(Beyrouth) - Des responsables gouvernementaux à travers la région du Moyen-Orient et de l’Afrique du Nord prennent pour cible des personnes lesbiennes, gays, bisexuelles et transgenres (LGBT) en exploitant leurs activités sur les réseaux sociaux, a déclaré Human Rights Watch dans un rapport rendu public aujourd’hui. Les forces de sécurité ont ainsi piégé des personnes LGBT sur les réseaux sociaux et les applications de rencontre, en se livrant à du chantage, à du harcèlement et à des outings, s’appuyant sur des photos, des conversations et des informations similaires obtenues illégalement dans le cadre de poursuites, en violation du droit à la vie privée et d’autres droits humains.
Le rapport de 149 pages, intitulé « ‘‘Toute cette terreur à cause d’une photo’’: Le ciblage en ligne et ses conséquences hors ligne pour les personnes LGBT au Moyen-Orient et en Afrique du Nord » (version complète en anglais - résumé et recommandations en français), examine la pratique du ciblage en ligne par les forces de sécurité et ses conséquences considérables dans la vie réelle – notamment la détention arbitraire et la torture – dans cinq pays : l’Égypte, l’Irak, la Jordanie, le Liban et la Tunisie. Le rapport montre comment des forces de sécurité utilisent le ciblage en ligne pour recueillir, voire créer des preuves en vue d’ouvrir des poursuites.

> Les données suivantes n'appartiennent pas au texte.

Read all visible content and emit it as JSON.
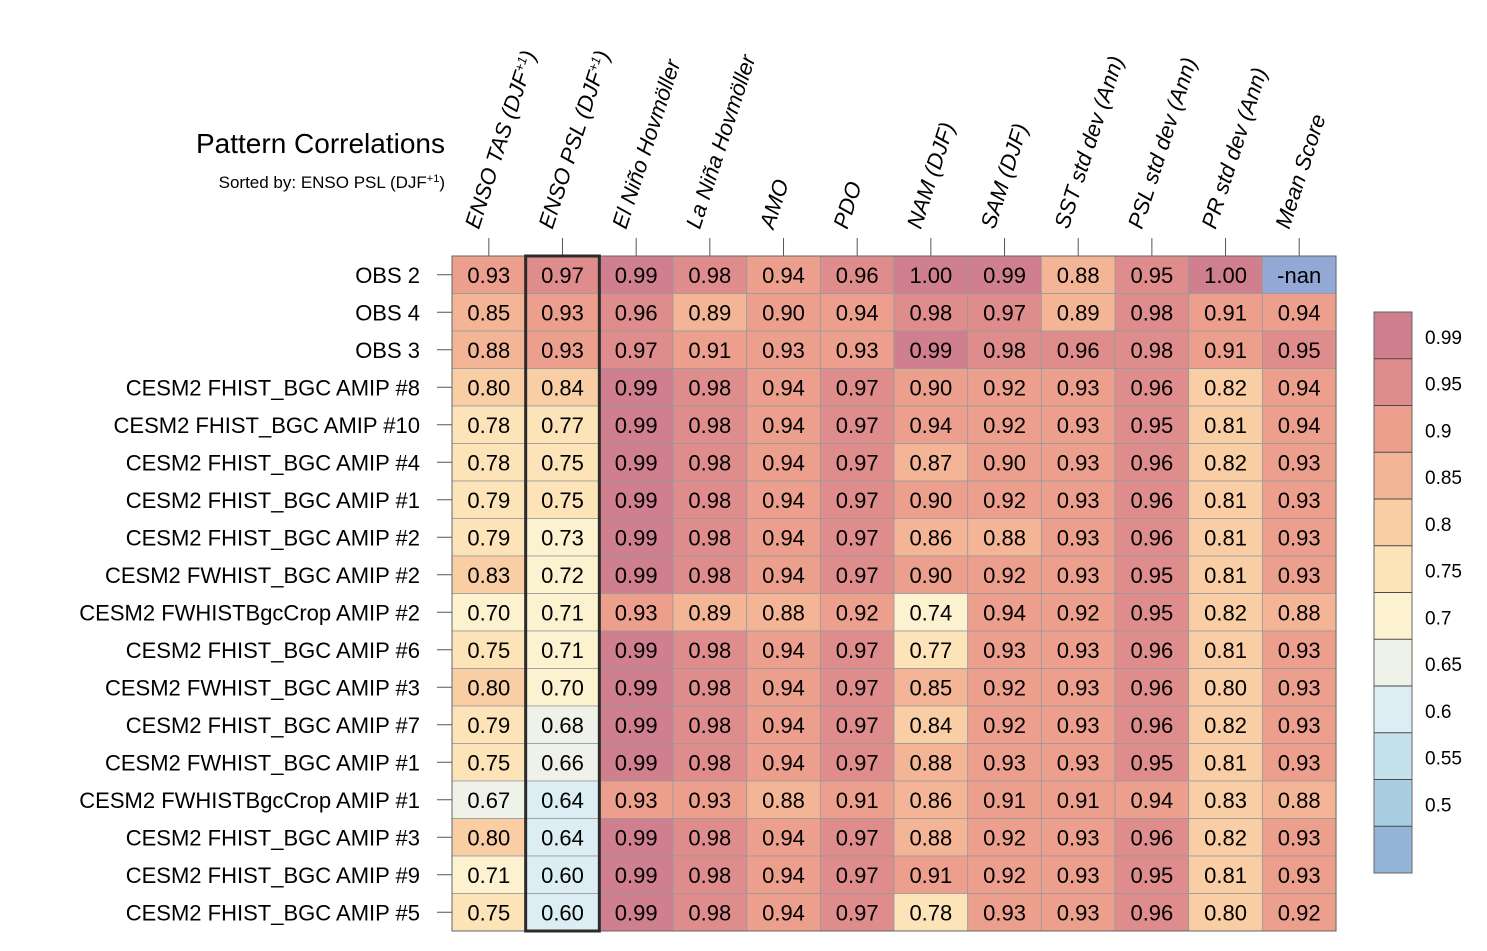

« Les autorités égyptiennes, irakiennes, jordaniennes, libanaises et tunisiennes ont intégré des outils technologiques dans leurs techniques policières visant les personnes LGBT », a déclaré Rasha Younes, chercheuse auprès du programme Droits des lesbiennes, gays, bisexuels et transgenres (LGBT) à Human Rights Watch. « Si les plateformes numériques ont permis aux personnes LGBT de s’exprimer et d’amplifier leur voix, elles sont aussi devenues des outils de répression étatique. »
Human Rights Watch a mené des entretiens avec 90 personnes LGBT victimes du ciblage en ligne et 30 experts, dont des avocats et des professionnels des droits numériques. Human Rights Watch a également examiné des preuves du ciblage en ligne de personnes LGBT, notamment des vidéos, des images et des menaces numériques. La recherche a bénéficié du soutien des membres de la Coalition pour les droits numériques et les droits LGBT (Coalition for Digital and LGBT Rights) : en Égypte, Masaar et une organisation de défense des droits LGBT au Caire dont le nom n’a pas été divulgué pour des raisons de sécurité ; en Irak, Raquer et le Réseau irakien pour les réseaux sociaux (INSM) ; en Jordanie, Rainbow Street et la Jordan Open Source Association (JOSA) ; au Liban, Helem et Social Media Exchange (SMEX) ; et en Tunisie, l’association Damj.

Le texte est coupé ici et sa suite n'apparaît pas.